5/18/26  Q. For the traceability and source-attribution mechanisms required by the topic, does the Government have a preferred artifact format (e.g., per-response provenance manifest, audit-log schema, model card disclosures) that Phase I should produce to demonstrate compliance with the 'transparent and auditable methodologies' criterion?
   A. No preference for artifact format as long as, transparency and explainability are part of the format.
5/18/26  Q. Among the Phase I evaluation criteria - response accuracy and relevance, operational-context appropriateness, bias mitigation, trustworthiness, and independent SME evaluation - does the Government weight these equally, or does any dimension take precedence when scoring Phase I feasibility outcomes against the OITL transition gate?
   A. The evaluated criteria describe is acceptable. The priority at Phase I would be equally distributed. For Phase II priority might change after testing.
5/18/26  Q. For hallucination and abstention testing, should the Phase I proposal include classification-boundary or adversarial prompts as tabletop cases even if no classified or controlled Navy data is ingested?
   A. No classified information will be strictly provided in Phase I. However, the rule of aggregation of data might come up. For Phase I treating data as unclassified is acceptable. Abstention testing is also an acceptable design.
5/18/26  Q. For the Phase I evaluation plan, what specific evaluation-set composition does the Government prefer - e.g., minimum question count, distribution across mission scenarios (TTPs, mission logs, comms), and proportion of adversarial vs. nominal prompts?
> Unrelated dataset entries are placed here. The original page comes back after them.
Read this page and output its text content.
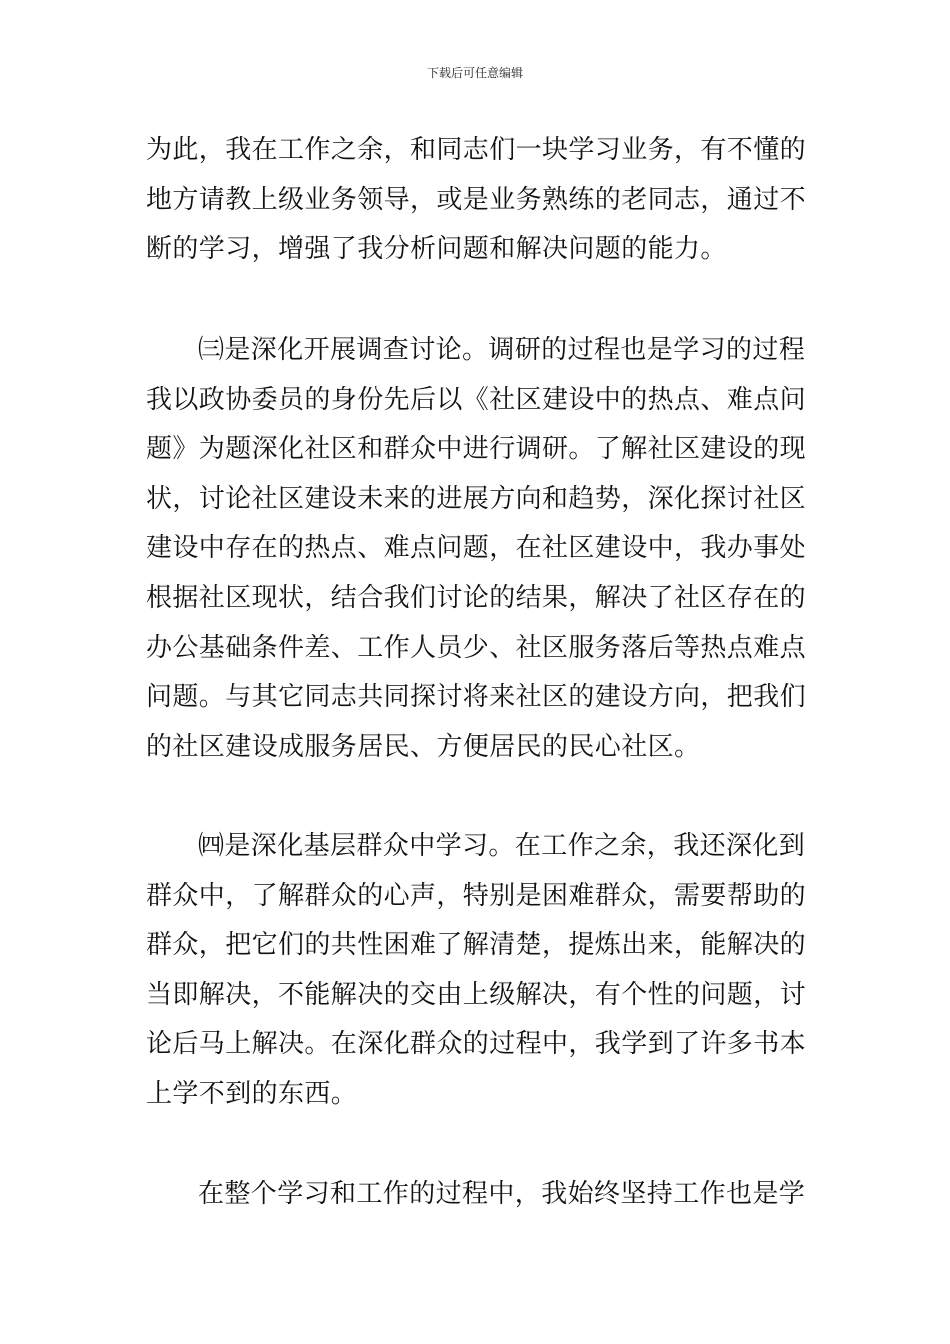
下载后可任意编辑
为此，我在工作之余，和同志们一块学习业务，有不懂的
地方请教上级业务领导，或是业务熟练的老同志，通过不
断的学习，增强了我分析问题和解决问题的能力。
㈢是深化开展调查讨论。调研的过程也是学习的过程
我以政协委员的身份先后以《社区建设中的热点、难点问
题》为题深化社区和群众中进行调研。了解社区建设的现
状，讨论社区建设未来的进展方向和趋势，深化探讨社区
建设中存在的热点、难点问题，在社区建设中，我办事处
根据社区现状，结合我们讨论的结果，解决了社区存在的
办公基础条件差、工作人员少、社区服务落后等热点难点
问题。与其它同志共同探讨将来社区的建设方向，把我们
的社区建设成服务居民、方便居民的民心社区。
㈣是深化基层群众中学习。在工作之余，我还深化到
群众中，了解群众的心声，特别是困难群众，需要帮助的
群众，把它们的共性困难了解清楚，提炼出来，能解决的
当即解决，不能解决的交由上级解决，有个性的问题，讨
论后马上解决。在深化群众的过程中，我学到了许多书本
上学不到的东西。
在整个学习和工作的过程中，我始终坚持工作也是学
Is an SME-validated gold-answer set the expected scoring substrate, or does the Government expect a different evaluation methodology?
   A. The methodology described is acceptable.
5/18/26  Q. Is a CLI/API prototype acceptable for Phase I demonstration, or should the Phase I scope include an operator-facing human-machine interface mockup?
   A. Phase I demonstration is sufficient.
5/14/26  Q. Are there any specific examples of "Navy-specific Linguistic Patterns" that could be used for fine-tuning?
   A. No specific examples of Navy-specific Linguistic Patterns, however the use of public and available data is acceptable for fine-tunning at this point in time.
5/14/26  Q. Are there specific targeted NFO roles (e..g, Air Battle Managers, Weapons Director, Surveillance Office, etc.) that this solution should address in Phase I?
   A. Eithar and all of the NFO selection that was specified would be sufficient for a solution in Phase I.
5/10/26  Q. Is there any specific types of multi-modal data that have already been identified that could be considered in the architecture planning?
   A. Nothing specific at this point in time.
5/10/26  Q. The topic references an aircraft-relevant corpus that may include mission-specific TTPs, doctrine documents, communication logs, mission logs, and other high-volume operational data sources. Could the Government clarify whether any Government-furnished operational datasets, communications data, mission logs, TTPs, doctrine, or tactical corpora are expected to be made available to performers during Phase I or Phase II? If such data will not be available during Phase I, should offerors assume that Phase I feasibility work may use surrogate, proxy, publicly available, internally developed, or commercially available datasets to demonstrate architecture, traceability, referencing, reasoning, and evaluation methods?
   A. Yes: It is acceptable to use, surrogate, proxy, publicly available, internally developed, or commercially available datasets to demonstrate architecture, traceability, referencing, reasoning, and evaluation methods
5/10/26  Q. The Phase I description states that the selected LLM will be "trained" on an aircraft-relevant corpus and lists prompt engineering, fine-tuning, and Retrieval-Augmented Generation as possible methodologies. Because these activities represent different levels of technical implementation, could the Government clarify whether Phase I requires modification of model weights through fine-tuning, or whether the Phase I "training" expectation may be satisfied through corpus preparation, retrieval configuration, prompt engineering, model selection, and evaluation of outputs without model-weight fine-tuning?
   A. Yes, the latter: Phase I "training" expectation may be satisfied through corpus preparation, retrieval configuration, prompt engineering, model selection, and evaluation of outputs without model-weight fine-tuning
5/12/26  Q. The topic lists Projected CMMC Level Requirement: Level 2 (Self). Two questions:
1. Is a CMMC Level 2 (Self) status posting (SPRS score and affirmation reflecting full or conditional implementation of NIST SP 800-171 R2) a condition of Phase I contract award, or does the projected level apply only to Phase II?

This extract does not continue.